Keep in mind, not all these investments were for equity. Both the company and the crowd seem to understand that if there isn’t a clear exit opportunity, debt financing is the way to go.
Investors give, on average, $833
Over 21,000 individual investments were recorded for 2016. The average investment was $833, and the average number of investors in a funded campaign was 331. Month-to-month, the number of investors coming into regulation crowdfunding grows at a healthy pace, showing that there is a growing interest in experimenting with these alternative investments.
If you are a company seeking capital, keep in mind that raising $1 million is hard to do, and you should expect to raise closer to the average. The key to success is how big your social network is. There is a strong correlation between the size of your social network and how much money you raise.

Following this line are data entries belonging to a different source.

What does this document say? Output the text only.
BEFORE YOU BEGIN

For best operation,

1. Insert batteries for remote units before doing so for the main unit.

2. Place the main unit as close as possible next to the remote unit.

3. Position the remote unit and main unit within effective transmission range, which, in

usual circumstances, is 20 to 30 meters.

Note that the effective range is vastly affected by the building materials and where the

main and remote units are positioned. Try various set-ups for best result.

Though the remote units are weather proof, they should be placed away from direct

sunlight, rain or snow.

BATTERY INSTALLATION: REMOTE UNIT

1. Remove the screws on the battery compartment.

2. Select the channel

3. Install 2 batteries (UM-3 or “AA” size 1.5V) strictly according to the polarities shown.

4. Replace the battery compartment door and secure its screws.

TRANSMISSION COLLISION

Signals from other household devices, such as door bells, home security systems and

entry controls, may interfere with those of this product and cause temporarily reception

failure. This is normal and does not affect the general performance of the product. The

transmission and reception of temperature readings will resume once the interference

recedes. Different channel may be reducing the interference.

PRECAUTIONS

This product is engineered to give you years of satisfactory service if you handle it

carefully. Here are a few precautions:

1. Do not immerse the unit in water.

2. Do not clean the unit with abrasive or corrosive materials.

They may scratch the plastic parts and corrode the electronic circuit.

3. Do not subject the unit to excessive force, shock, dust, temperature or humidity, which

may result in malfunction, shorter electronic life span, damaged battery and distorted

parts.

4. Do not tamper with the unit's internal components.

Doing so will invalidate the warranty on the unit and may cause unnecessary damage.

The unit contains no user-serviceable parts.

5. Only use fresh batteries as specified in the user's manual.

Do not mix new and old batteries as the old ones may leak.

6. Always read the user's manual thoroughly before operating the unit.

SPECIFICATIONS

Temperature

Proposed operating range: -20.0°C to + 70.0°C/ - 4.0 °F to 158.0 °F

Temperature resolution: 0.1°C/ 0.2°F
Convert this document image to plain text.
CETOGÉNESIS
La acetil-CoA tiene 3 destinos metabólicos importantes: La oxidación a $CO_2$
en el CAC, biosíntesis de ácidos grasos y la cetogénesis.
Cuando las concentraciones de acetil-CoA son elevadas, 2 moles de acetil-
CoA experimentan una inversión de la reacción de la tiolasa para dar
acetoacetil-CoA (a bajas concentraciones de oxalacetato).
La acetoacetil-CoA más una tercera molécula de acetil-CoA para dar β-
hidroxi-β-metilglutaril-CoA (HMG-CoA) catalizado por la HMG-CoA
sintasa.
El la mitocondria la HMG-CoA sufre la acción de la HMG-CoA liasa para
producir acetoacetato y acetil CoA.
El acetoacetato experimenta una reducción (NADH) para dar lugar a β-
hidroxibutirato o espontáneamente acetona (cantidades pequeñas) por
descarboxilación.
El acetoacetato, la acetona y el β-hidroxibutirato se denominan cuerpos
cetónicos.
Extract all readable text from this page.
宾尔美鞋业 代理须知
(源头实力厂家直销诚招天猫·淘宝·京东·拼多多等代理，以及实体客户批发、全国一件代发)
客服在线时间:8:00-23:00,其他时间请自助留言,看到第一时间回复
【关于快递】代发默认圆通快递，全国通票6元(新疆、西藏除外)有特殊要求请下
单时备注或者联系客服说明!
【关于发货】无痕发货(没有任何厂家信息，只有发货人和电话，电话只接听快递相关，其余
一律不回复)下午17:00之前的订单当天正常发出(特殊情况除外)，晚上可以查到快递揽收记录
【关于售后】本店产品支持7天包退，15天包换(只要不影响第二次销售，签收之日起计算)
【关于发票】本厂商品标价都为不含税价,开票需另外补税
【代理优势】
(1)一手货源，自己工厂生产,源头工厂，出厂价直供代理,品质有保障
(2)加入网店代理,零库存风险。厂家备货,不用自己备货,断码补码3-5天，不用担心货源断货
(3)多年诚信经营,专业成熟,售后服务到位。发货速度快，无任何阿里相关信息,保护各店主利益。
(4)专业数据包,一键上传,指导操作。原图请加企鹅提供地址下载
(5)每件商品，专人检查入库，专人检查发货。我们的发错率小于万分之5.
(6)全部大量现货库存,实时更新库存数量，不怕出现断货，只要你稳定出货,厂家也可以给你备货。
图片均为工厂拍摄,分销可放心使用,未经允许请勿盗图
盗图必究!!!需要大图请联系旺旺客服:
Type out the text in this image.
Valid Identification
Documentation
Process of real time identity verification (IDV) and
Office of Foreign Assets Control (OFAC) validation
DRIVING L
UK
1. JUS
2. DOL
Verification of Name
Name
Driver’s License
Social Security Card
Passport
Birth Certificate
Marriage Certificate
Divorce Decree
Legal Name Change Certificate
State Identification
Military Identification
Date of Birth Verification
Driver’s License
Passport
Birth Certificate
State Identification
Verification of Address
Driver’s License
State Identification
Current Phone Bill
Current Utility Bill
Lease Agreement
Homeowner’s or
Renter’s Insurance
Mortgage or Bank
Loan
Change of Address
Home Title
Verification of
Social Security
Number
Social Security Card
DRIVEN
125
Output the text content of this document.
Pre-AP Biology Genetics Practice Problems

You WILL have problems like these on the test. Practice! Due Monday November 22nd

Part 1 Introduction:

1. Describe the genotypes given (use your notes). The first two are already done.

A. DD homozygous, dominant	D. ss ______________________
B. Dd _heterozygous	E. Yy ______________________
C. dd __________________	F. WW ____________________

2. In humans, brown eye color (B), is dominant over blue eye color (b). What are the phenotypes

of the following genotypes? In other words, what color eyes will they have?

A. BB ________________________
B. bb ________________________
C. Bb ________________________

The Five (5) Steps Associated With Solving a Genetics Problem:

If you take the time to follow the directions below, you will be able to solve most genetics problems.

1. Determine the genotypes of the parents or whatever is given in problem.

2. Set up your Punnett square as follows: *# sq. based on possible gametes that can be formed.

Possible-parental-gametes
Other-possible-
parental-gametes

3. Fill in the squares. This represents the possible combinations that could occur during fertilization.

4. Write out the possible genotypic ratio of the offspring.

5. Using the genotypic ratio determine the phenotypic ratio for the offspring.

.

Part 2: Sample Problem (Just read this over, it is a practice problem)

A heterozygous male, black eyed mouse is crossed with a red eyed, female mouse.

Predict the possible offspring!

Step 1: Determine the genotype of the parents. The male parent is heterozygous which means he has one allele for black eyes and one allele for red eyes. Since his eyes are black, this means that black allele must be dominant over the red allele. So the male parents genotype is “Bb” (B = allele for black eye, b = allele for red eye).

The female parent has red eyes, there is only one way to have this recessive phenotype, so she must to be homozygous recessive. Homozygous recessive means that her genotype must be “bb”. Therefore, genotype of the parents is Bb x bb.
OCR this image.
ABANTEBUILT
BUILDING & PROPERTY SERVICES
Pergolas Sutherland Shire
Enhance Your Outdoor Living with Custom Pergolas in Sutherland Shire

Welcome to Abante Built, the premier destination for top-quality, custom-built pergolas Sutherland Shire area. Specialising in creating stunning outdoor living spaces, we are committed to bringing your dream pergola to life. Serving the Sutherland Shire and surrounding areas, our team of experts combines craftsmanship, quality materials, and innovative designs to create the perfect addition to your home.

Average fundraise is about $227K
Valuations are in line with VC funded companies
It was good to see that when we removed some of the outliers, the average valuation for funded campaigns was in the ballpark of what VCs are paying, proving the crowd isn’t being taken advantage of. The average valuation for a funded campaign was $5.3 million.
Job creation looks good
Finally, it is apparent that Regulation Crowdfunding is a jobs engine. Together, the companies funded in 2016 plan to create about 173.8 jobs over the next 90 days; that’s about 2.2 jobs per funding company. If the incoming administration is looking for an easy way to stimulate the economy, it would do well to promote Regulation Crowdfunding, especially since many funded campaigns are creating jobs in underserved communities and since the majority of investors in these campaigns tend to fund businesses in the communities where they live.
Sherwood Neiss is a partner at Crowdfund Capital Advisors. Neiss helped lead the U.S. fight to legalize debt and equity based crowdfunding, coauthored Crowdfund Investing for Dummies, and cofounded Crowdfund Capital Advisors, where he provides strategy and technology services to those seeking to benefit from crowdfund investing. Neiss and Jason Best are credited as the fathers of Title III of the JOBS Act. After attending the bill-signing ceremony at the White House, they formed Crowdfund Capital Advisors to study what is happening in crowdfunding, analyze results, report trends, and follow opportunities. They are active investors in the crowd finance space.